Lipoprotein(a) [Lp(a)] is increasingly recognized as a contributor to residual cardiovascular risk, although the clinical impact of moderately elevated levels below current guideline thresholds remains uncertain. A study published in the European Journal of Preventive Cardiology analyzed data from 17,376 statin-treated adults aged 45 years or older enrolled in the UK Biobank. Participants had either established atherosclerotic cardiovascular disease (ASCVD) or type 2 diabetes.
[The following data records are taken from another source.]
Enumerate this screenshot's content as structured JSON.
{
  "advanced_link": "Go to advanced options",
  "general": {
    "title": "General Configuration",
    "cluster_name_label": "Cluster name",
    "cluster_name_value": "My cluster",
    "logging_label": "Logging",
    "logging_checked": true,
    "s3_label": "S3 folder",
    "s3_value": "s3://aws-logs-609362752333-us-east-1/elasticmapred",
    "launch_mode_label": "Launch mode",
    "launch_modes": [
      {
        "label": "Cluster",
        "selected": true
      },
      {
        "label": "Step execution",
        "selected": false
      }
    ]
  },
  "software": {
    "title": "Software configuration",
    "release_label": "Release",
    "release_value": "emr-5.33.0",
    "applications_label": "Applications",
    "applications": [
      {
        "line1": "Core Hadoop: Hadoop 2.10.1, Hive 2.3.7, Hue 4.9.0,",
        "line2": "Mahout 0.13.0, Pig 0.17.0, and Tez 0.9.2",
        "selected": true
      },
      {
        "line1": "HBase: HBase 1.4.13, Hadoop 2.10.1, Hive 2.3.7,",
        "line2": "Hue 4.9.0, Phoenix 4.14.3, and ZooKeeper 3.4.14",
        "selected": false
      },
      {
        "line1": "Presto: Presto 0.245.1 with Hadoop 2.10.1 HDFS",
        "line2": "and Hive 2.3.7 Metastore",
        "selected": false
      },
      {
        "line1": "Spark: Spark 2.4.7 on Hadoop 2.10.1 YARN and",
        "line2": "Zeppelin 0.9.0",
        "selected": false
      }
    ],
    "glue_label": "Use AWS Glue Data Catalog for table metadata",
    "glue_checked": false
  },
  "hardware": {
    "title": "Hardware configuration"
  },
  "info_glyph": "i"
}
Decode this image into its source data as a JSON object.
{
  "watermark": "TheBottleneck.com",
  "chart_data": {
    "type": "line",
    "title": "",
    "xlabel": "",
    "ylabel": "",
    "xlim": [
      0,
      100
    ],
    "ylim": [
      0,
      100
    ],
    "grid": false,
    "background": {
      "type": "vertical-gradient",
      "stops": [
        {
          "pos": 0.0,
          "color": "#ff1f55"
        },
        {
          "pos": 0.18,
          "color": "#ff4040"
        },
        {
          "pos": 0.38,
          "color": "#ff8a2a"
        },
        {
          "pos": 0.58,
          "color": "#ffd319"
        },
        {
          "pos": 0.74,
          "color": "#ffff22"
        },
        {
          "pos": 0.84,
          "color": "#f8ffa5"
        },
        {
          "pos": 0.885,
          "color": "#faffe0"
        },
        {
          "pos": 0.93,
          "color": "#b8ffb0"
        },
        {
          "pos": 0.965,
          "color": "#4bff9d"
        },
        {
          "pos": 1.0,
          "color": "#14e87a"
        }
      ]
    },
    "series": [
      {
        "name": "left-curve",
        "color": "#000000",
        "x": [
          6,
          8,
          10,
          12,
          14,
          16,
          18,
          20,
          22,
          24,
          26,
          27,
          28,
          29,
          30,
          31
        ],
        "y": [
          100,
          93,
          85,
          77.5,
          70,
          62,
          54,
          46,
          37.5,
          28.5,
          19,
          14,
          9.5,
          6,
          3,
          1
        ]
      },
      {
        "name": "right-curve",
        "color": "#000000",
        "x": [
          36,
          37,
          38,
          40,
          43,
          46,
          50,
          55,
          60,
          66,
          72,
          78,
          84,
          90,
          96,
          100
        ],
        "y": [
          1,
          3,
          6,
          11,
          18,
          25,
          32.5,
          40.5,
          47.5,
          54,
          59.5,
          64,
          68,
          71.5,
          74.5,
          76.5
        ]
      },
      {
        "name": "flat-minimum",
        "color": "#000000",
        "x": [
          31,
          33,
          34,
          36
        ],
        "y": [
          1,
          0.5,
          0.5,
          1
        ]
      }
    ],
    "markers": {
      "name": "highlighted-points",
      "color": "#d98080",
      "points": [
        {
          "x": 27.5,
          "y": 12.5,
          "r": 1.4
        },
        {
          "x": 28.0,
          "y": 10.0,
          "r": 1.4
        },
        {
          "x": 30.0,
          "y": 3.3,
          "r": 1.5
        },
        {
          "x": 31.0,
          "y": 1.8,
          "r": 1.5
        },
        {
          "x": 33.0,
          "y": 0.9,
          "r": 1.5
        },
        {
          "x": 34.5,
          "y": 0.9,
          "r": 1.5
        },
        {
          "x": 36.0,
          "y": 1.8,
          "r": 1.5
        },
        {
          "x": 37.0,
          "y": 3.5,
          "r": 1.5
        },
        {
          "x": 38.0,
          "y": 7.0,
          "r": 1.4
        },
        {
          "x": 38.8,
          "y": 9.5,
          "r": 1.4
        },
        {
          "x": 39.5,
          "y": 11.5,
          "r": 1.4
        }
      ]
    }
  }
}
The primary endpoint was major adverse cardiovascular events (MACE), defined as nonfatal myocardial infarction, nonfatal stroke, or cardiovascular mortality. Cardiovascular outcomes were compared between the lowest and highest Lp(a) tertiles (<12.5 nmol/L versus >46.8 nmol/L). Dose-response analyses were also performed according to baseline ASCVD status.

Findings

• Compared with the lowest Lp(a) tertile, the highest tertile (>46.8 nmol/L) was associated with a 20% higher risk of MACE (p<0.01).
• Participants in the upper Lp(a) tertile had a 27% higher risk of hospitalization for myocardial infarction (p<0.05).
• Coronary revascularization rates were 34% higher in the upper Lp(a) tertile (p<0.001).
• Cardiovascular mortality was 30% higher among participants with Lp(a) levels >46.8 nmol/L than among those in the lowest tertile (p<0.05).
• Dose-response analyses showed a stronger association between Lp(a) levels and MACE risk in individuals without established ASCVD.

The findings suggest that moderately elevated Lp(a) levels may contribute to residual cardiovascular risk even below current guideline thresholds. The association appeared more pronounced in statin-treated individuals without established ASCVD but with elevated cardiovascular risk.